Secondly I am wondering what are the initial conditions needed so that an Agile process can succeed? For example do we need to have:

  • No existing bugs
  • Fully automated test process or at least a highly automated test process
  • People dedicated to the project
  • More clearly defined new development
  • Development that is not make it faster or more stable
  • ?

So what do you need to make it successful? Are there different Agile implementations that better handle not having some of these initial conditions?

3 Answers 3


People at all levels of the business who truly and utterly believe in the Agile Manifesto

We are uncovering better ways of developing software by doing it and helping others do it. Through this work we have come to value:

  • Individuals and interactions over processes and tools
  • Working software over comprehensive documentation
  • Customer collaboration over contract negotiation
  • Responding to change over following a plan

That is, while there is value in the items on the right, we value the items on the left more.

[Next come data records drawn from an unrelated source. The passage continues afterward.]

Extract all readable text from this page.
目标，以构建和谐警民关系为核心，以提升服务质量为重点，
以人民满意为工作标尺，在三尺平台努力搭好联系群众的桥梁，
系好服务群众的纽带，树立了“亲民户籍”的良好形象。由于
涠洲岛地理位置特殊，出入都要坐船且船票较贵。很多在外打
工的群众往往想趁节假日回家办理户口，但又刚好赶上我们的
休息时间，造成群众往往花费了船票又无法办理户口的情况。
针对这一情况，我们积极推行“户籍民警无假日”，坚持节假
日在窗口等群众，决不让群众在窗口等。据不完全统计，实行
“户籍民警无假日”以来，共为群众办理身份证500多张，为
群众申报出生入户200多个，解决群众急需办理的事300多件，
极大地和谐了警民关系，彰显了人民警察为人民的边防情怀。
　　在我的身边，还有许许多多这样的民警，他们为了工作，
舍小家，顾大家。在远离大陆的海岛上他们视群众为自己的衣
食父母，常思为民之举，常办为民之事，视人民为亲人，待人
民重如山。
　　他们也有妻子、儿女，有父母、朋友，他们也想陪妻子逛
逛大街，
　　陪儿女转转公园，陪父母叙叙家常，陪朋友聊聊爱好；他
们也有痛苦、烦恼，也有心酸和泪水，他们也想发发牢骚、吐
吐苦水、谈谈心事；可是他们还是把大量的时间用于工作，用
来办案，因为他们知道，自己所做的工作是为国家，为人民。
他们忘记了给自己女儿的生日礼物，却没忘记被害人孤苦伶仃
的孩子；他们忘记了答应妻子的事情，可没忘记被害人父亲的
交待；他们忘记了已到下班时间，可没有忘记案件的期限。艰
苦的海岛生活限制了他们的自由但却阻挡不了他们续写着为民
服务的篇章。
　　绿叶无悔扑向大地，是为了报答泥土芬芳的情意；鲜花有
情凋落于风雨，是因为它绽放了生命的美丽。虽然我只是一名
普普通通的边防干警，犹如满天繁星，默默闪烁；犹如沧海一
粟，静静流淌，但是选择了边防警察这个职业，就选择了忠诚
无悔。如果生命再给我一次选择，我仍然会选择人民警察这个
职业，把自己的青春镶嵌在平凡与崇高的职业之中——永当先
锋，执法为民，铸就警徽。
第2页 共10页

And when I say believe in the Agile Manifesto, I mean all of the Agile Manifesto. You cannot ignore the last part. There is still value in the items on the right.

If you have those people, as programmers, as managers, as customers, you can make some variation of Agility work. If you don't, you will struggle.


At a minimum

First and foremost, you must have top down sponsorship that understands the principals and believes in them enough to enforce them down the chain, and believes that Agile is applicable to your situation.

Having senior management that doesn't believe in the process, will ultimately undermine it because they will allow subordinates to pervert, distort, pollute, undermine or worse sabatoge the process.

If senior management don't understand the principals they will start demanding short cuts and compromises that pervert the process. Then when things break down, the naysayers can say "I told you so, Agile doesn't work!" back to the death march!

This is worse than not adopting Agile, it is typically referred to as "Agile But ...". Management uses the Agile term, "But ..." throws out all the actual principals and continues to do what they were doing before, "But ..." now call it Agile. Which gives Agile a bad name to those that don't know any better.

nice side effects

The things you list like, no bugs, automated tests, clearly defined development, dedicated people, etc. are all nice positive side effects to Agile.

Agile, isn't a silver bullet or panacea, but it does promote transparency at all levels ( customer <-> management <-> developers ) and makes those people that are problems to productivity stand out quickly; especially specific implementations of Agile like Scrum.


A few things that come to mind:

  • Professional team cohesion - Are these people that are open to playing well with others? Are they mature, responsible people that can be given some autonomy in their work?

  • Communication culture and policies - How well do people express concerns, thoughts, and opinions in the organization?

  • Understanding what Agile is and isn't - Do those external stakeholders know enough about the process to accept the responsibility on their end? If not, then this can make for pseudo-agile. Similarly, is there a clearly defined Product Owner and ScrumMaster to help organize some things?